For Aminah “Chef Mimi” Robinson-Briscoe, cooking is more than just a career. The Oakland-based culinary creative is passionate about making delicious and dynamic food that goes beyond a desire to excel in the professional cooking space. The priority for Robinson-Briscoe is staying connected to her community and ancestry.
“I think about my great-great-grandmother, who was born and raised in Minden, Louisiana,” says Robinson-Briscoe. “She used to make praline candy, and she would take the candies out and give it to all the kids in the community there. So what I do and how I move is really about her and my ancestors. I feel like so much of this work is rooted in liberation and rooted in building a movement.”
What Robinson-Briscoe could see, even as a young child, was that food could be used to foster celebration and connection. “My mom had a lot of sister-friends,” she says. “It was like a village of women—aunties that I could rely on. And they all were different. I had the rich auntie, the hood auntie, the poor auntie, the fun auntie, the young auntie, but they were all rooting for me. I was surrounded [by] a lot of women who had a lot of strength.”
This upbringing, in part, propelled the 2021 Forbes Next 1000 honoree to become the food industry leader and community advocate she now is in her hometown of Oakland. Whether it’s by way of her private catering company (she’s served high-profile clients like Facebook, Slack and Lyft as well as Essence Festival and the Coalition of Black Excellence), her YouTube series Bringing It To The Table, or her podcast “Hella Juicy” co-hosted with her bestie, Kafi, the objective remains the same: to honor, uplift and inspire. Robinson-Briscoe is also a member of the Oakland African American Chamber of Commerce, where she’s working to be a conduit for Black women-owned businesses seeking access to resources and funding.
Among her biggest projects is the annual Black Food & Wine Experience, through which Robinson-Briscoe aims to “push the lens of what food actually really is.” Now in its sixth year, the event is expected this year to host some 2,000 food lovers from all over the country and has expanded from a four-day to a seven-day event (it takes place this year June 12-18).

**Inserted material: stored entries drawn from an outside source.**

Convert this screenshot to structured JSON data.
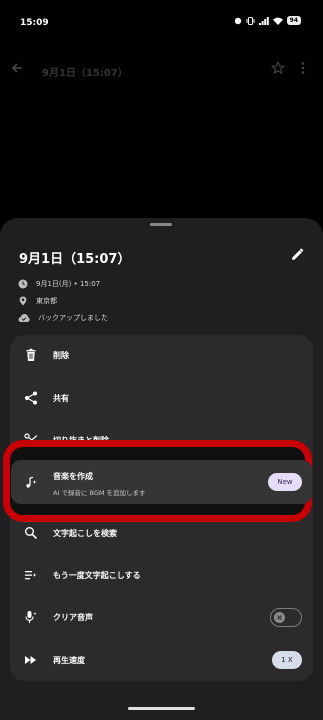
{
  "status_bar": {
    "time": "15:09",
    "battery": "94"
  },
  "background": {
    "title": "9月1日（15:07）"
  },
  "sheet": {
    "title": "9月1日（15:07）",
    "meta": [
      {
        "icon": "clock-icon",
        "text": "9月1日(月) • 15:07"
      },
      {
        "icon": "location-icon",
        "text": "東京都"
      },
      {
        "icon": "cloud-done-icon",
        "text": "バックアップしました"
      }
    ]
  },
  "menu": {
    "delete": "削除",
    "share": "共有",
    "trim": "切り抜きと削除",
    "create_music": {
      "title": "音楽を作成",
      "subtitle": "AI で録音に BGM を追加します",
      "badge": "New"
    },
    "search_transcript": "文字起こしを検索",
    "retranscribe": "もう一度文字起こしする",
    "clear_voice": "クリア音声",
    "playback_speed": {
      "label": "再生速度",
      "value": "1 X"
    }
  },
  "colors": {
    "highlight_border": "#c60006",
    "sheet_bg": "#1f1f1f",
    "card_bg": "#2b2b2b"
  }
}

This year’s activations include the Black Wall Street Dinner and a Black & Asian Solidarity Dinner, as well as the women-dominated Food and Beverage Summit, which is arguably Robinson-Briscoe’s favorite part of the week-long celebratory event.
“I believe that Black women have a place in this space and that we need to push forward,” says Robinson-Briscoe. “We need to have spaces where we can gather and talk and network and build an ecosystem that is following the vision.”

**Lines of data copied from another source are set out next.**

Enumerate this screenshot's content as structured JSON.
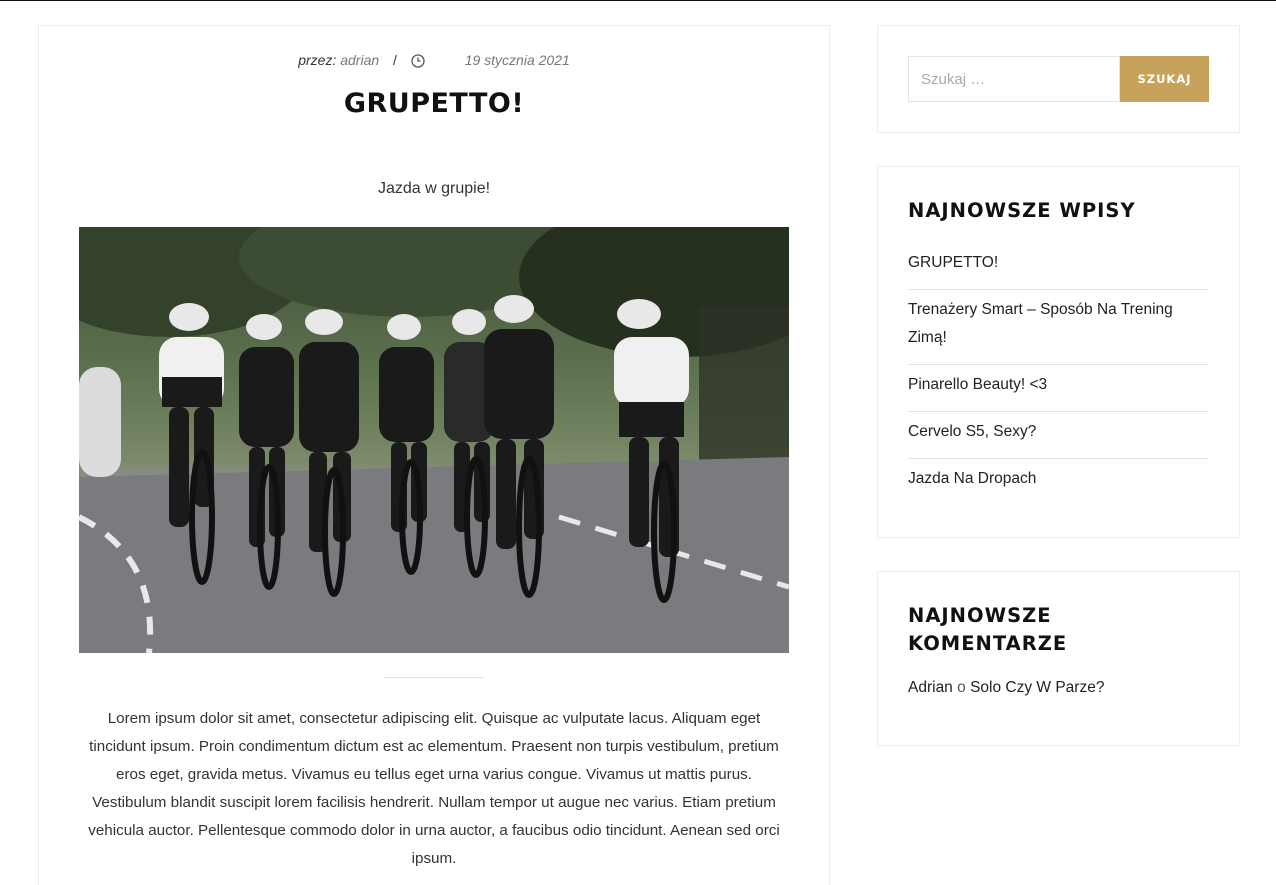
{
  "article": {
    "meta": {
      "by_label": "przez:",
      "author": "adrian",
      "separator": "/",
      "date": "19 stycznia 2021",
      "clock_icon": "clock-icon"
    },
    "title": "GRUPETTO!",
    "lead": "Jazda w grupie!",
    "body": "Lorem ipsum dolor sit amet, consectetur adipiscing elit. Quisque ac vulputate lacus. Aliquam eget tincidunt ipsum. Proin condimentum dictum est ac elementum. Praesent non turpis vestibulum, pretium eros eget, gravida metus. Vivamus eu tellus eget urna varius congue. Vivamus ut mattis purus. Vestibulum blandit suscipit lorem facilisis hendrerit. Nullam tempor ut augue nec varius. Etiam pretium vehicula auctor. Pellentesque commodo dolor in urna auctor, a faucibus odio tincidunt. Aenean sed orci ipsum."
  },
  "sidebar": {
    "search": {
      "placeholder": "Szukaj …",
      "button": "SZUKAJ"
    },
    "recent_posts": {
      "title": "NAJNOWSZE WPISY",
      "items": [
        "GRUPETTO!",
        "Trenażery Smart – Sposób Na Trening Zimą!",
        "Pinarello Beauty! <3",
        "Cervelo S5, Sexy?",
        "Jazda Na Dropach"
      ]
    },
    "recent_comments": {
      "title": "NAJNOWSZE KOMENTARZE",
      "author": "Adrian",
      "connector": "o",
      "post": "Solo Czy W Parze?"
    }
  },
  "colors": {
    "accent": "#c6a25a",
    "text": "#333333",
    "title": "#111111"
  }
}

Robinson-Briscoe adds, “to be a visionary is to go back in history,” which is why she chooses to honor the people who have shaped her story—and Black history. Her parents were both members of the Black Panther Movement that was birthed in Oakland, and Robinson-Briscoe grew up learning firsthand about the important work of Black women like Angela Davis and Joan Tarika Lewis. This childhood experience has allowed the chef to marry her formal culinary training (she attended the California Culinary Arts Academy) with an acute understanding of the historical and cultural significance of Black food.
“When you talk about the table, when you talk about food, when you talk about drinking and eating and celebration, you’re talking about the gathering of a community that has gone through trauma but is able to sit around a table and enjoy that moment of food,” she says. “I think about the shoulders that I stand on and the history of what food has been in this country for Black people, especially Black women…it all ties into who I am and what my purpose is—to share, to gather, to explore, to push back, and to be a leader in the [culinary] industry here in California.”
Robinson-Briscoe says it was her father who instilled a strong work ethic in her and fueled her drive to succeed, something that she strives to teach her own children today (Robinson-Briscoe has a 30-year-old daughter and 12-year-old son, as well as a son who passed away in 2017).
“I want [my children] to understand that, [like] my dad used to tell me, hard work is the only thing that really pays off,” says Robinson-Briscoe. “Every day, I can choose to be a step closer to who I want to be.”